The State’s peak body for Accredited Building Certifiers says it is aware of cases where builders are using fake insurance certificates, which are easily produced using desk-top publishing software, to hoodwink clients into signing home building contracts.
Home Owner’s Warranty Insurance is important because it ensures that home owners are substantially protected against financial loss in the event of defective building work or the financial collapse of their builder. Builders can save hundreds of thousands of dollars by faking them.
“We have become aware of projects where counterfeit insurance certificates have been issued and our concern is that there may be many more home owners at risk of serious potential financial loss if the problem isn’t rectified,” said AAC Executive Officer, Jill Brookfield.

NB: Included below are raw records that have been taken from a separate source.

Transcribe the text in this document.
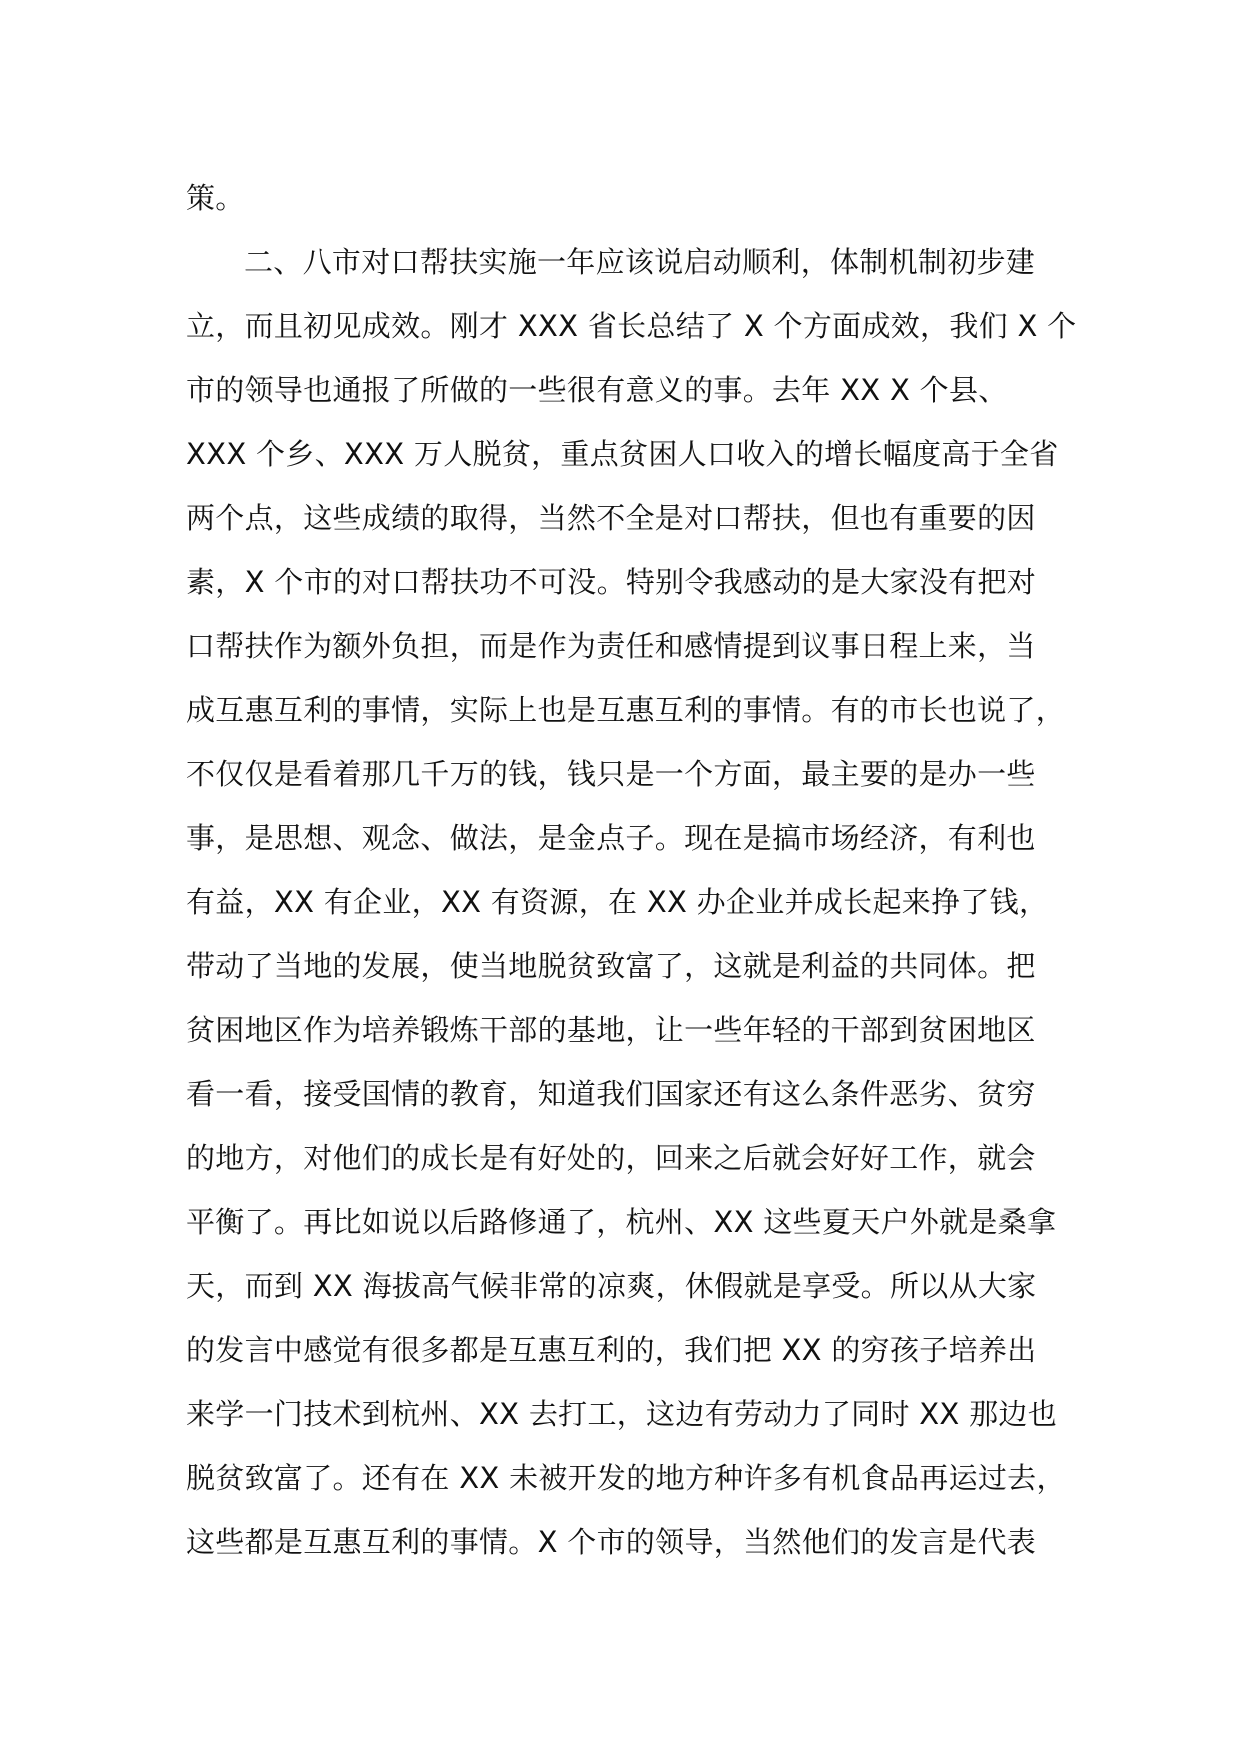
策。
二、八市对口帮扶实施一年应该说启动顺利，体制机制初步建
立，而且初见成效。刚才 XXX 省长总结了 X 个方面成效，我们 X 个
市的领导也通报了所做的一些很有意义的事。去年 XX X 个县、
XXX 个乡、XXX 万人脱贫，重点贫困人口收入的增长幅度高于全省
两个点，这些成绩的取得，当然不全是对口帮扶，但也有重要的因
素，X 个市的对口帮扶功不可没。特别令我感动的是大家没有把对
口帮扶作为额外负担，而是作为责任和感情提到议事日程上来，当
成互惠互利的事情，实际上也是互惠互利的事情。有的市长也说了，
不仅仅是看着那几千万的钱，钱只是一个方面，最主要的是办一些
事，是思想、观念、做法，是金点子。现在是搞市场经济，有利也
有益，XX 有企业，XX 有资源，在 XX 办企业并成长起来挣了钱，
带动了当地的发展，使当地脱贫致富了，这就是利益的共同体。把
贫困地区作为培养锻炼干部的基地，让一些年轻的干部到贫困地区
看一看，接受国情的教育，知道我们国家还有这么条件恶劣、贫穷
的地方，对他们的成长是有好处的，回来之后就会好好工作，就会
平衡了。再比如说以后路修通了，杭州、XX 这些夏天户外就是桑拿
天，而到 XX 海拔高气候非常的凉爽，休假就是享受。所以从大家
的发言中感觉有很多都是互惠互利的，我们把 XX 的穷孩子培养出
来学一门技术到杭州、XX 去打工，这边有劳动力了同时 XX 那边也
脱贫致富了。还有在 XX 未被开发的地方种许多有机食品再运过去，
这些都是互惠互利的事情。X 个市的领导，当然他们的发言是代表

“At present it is virtually impossible for an Accredited Certifier or a home owner to check the authenticity of an insurance certificate that has been provided by a builder. What we need is a secure system where insurers can upload bona fide insurance certificates and where certifiers and home-owners can log in and know they’re seeing the genuine article rather than simply being handed a potentially fake certificate,” Ms Brookfield said.
The Association of Accredited Certifiers, which supports professionals participating in the certification of building and subdivision works in New South Wales, is now calling for proposed changes to the Home Building Act and Home Owners Warranty Insurance Schemes that will hopefully prevent unscrupulous parties from issuing fake Home Owners Warranty Insurance Certificates, to be made immediately.
“The Minister for Fair Trading, Anthony Roberts, has indicated that there is the potential for the establishment of a public register of Home Warranty Insurance Certificates, which we would applaud, however such a portal must be fully accessible to Accredited Certifiers as the primary secure mechanism by which they can sight valid insurance certificates before issuing a Construction Certificate for a building project,” she said.
The Association of Accredited Certifiers would also like to see Home Warranty Insurance extended to include buildings over three storeys. These buildings currently do not require insurance and excluding them only places consumers at an unfair risk because they do not have the same level of consumer protection.
“All residential home purchasers must be protected in the same way regardless of the height of their building,” Ms Brookfield said.